Met betrekking tot de vordering van de officier van justitie overweegt de rechter-commissaris het volgende. De officier van justitie heeft op 28 september 2012 de hiervoor genoemde vordering ingediend omdat de officier van justitie van oordeel is dat er ernstige reden bestaan voor het vermoeden dat veroordeelde enig gestelde voorwaarde niet heeft nageleefd, te weten: het verblijven in en het zich laten behandelen door het IMC.
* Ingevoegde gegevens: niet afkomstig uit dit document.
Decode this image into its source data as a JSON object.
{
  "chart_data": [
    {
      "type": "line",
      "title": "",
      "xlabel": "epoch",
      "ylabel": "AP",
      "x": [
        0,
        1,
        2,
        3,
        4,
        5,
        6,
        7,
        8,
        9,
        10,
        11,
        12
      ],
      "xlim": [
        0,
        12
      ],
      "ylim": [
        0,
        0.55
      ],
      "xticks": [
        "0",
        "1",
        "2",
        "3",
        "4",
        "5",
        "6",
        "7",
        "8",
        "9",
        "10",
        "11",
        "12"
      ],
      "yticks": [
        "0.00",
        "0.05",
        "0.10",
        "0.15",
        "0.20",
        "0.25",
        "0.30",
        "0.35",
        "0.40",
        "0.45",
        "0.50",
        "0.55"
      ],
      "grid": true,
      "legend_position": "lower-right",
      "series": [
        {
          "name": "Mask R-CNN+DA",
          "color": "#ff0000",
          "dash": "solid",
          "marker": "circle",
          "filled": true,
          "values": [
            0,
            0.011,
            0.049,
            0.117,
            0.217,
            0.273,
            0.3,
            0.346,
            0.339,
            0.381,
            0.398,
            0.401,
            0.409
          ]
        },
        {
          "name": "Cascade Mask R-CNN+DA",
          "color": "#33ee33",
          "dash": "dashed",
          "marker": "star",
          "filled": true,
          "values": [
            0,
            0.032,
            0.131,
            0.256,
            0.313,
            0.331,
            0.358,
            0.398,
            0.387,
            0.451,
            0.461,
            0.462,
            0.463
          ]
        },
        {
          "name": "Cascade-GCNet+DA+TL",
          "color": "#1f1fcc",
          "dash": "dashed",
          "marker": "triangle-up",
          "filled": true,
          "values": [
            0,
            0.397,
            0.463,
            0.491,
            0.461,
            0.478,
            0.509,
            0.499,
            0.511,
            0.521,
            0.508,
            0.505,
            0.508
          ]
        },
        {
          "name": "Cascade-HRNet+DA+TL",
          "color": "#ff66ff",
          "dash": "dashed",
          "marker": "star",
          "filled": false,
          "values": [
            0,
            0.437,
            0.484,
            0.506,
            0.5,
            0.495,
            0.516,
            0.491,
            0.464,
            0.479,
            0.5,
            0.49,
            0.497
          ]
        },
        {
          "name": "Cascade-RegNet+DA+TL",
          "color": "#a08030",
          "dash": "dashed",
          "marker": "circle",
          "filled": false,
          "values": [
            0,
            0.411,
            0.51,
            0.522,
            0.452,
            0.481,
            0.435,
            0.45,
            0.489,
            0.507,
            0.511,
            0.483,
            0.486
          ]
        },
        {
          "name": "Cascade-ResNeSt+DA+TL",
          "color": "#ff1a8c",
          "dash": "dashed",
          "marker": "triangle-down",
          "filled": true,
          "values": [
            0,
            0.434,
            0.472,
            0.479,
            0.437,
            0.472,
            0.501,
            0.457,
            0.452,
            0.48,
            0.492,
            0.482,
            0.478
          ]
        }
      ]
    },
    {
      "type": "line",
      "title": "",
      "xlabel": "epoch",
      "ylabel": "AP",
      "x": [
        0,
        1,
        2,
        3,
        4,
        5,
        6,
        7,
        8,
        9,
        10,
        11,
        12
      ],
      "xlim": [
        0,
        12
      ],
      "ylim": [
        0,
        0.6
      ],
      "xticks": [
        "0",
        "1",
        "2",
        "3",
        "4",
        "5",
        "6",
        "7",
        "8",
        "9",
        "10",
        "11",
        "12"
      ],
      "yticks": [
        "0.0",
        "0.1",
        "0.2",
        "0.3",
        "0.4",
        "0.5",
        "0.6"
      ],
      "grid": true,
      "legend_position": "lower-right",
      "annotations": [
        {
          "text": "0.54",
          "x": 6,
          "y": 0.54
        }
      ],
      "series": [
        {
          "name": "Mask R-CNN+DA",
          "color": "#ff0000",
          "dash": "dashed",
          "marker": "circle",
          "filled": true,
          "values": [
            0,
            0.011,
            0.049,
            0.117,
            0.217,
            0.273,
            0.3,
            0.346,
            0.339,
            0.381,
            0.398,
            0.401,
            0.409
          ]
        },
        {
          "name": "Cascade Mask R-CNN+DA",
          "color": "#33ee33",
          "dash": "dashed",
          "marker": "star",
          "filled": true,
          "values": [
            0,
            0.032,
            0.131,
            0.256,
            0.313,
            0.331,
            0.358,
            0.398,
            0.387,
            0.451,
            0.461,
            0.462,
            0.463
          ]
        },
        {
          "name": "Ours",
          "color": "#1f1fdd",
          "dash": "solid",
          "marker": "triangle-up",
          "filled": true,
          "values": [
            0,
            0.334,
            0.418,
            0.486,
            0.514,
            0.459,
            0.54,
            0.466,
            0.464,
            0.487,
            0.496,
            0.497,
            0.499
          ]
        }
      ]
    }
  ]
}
Uit het dossier, in het bijzonder uit het daaraan gevoegde rapport van de VNN, en uit het verhandelde ter zitting leidt de rechter-commissaris af dat veroordeelde zich niet heeft gehouden aan de voorwaarde van opname, verblijf en behandeling in het IMC. Hoewel veroordeelde op 10 juli 2012 in het kader van het toezicht de standaard gedragsregels en de toezichtovereenkomst heeft ondertekend, is hij twee dagen daarna tegen het advies van de begeleiding in, weggegaan. Ondanks het feit dat hem is voorgehouden wat de gevolgen van vroegtijdig vertrek uit het IMC zouden zijn, heeft veroordeelde de opname beëindigd. Daarna is niets meer van veroordeelde gehoord. Uit het rapport van 18 mei 2012, dat ten behoeve van de rechtbank Assen is opgesteld teneinde het bij de behandeling van de strafzaak te betrekken, volgt dat het recidivegevaar als groot wordt ingeschat, doordat veroordeelde een aantal leefgebieden niet op orde heeft. Onder meer wordt gewezen op het middelengebruik van veroordeelde. De rechter-commissaris is van oordeel dat er ernstige redenen bestaan te vermoeden dat veroordeelde zich niet aan de bijzondere voorwaarden heeft gehouden en zal gaan houden indien de voorlopige tenuitvoerlegging niet zal worden bevolen. Daarmee is dan ook aan de voorwaarde om tot een voorlopige tenuitvoerlegging van de niet ten uitvoer gelegde vrijheidsstraf op de voet van art. 14fa lid 5 Sr over te gaan, voldaan. Deze zal dan ook worden bevolen.
De rechter-commissaris beslist als volgt:
beveelt de voorlopige tenuitvoerlegging van de door de rechtbank opgelegde voorwaardelijke gevangenisstraf. De rechter-commissaris draagt de VNN op om ten behoeve van de behandeling van de definitieve tenuitvoerlegging te onderzoeken of, en zo ja: op welke termijn en in welke kliniek, veroordeelde bij wijze van eventueel te wijzigen bijzondere voorwaarde ter behandeling van zijn verslaving kan worden opgenomen.
Assen, 28 september 2012
(mr. A.L.J.M.A. Janssens)
De officier van justitie gelast de tenuitvoerlegging van aangehecht bevel en brengt deze ter kennis van verdachte.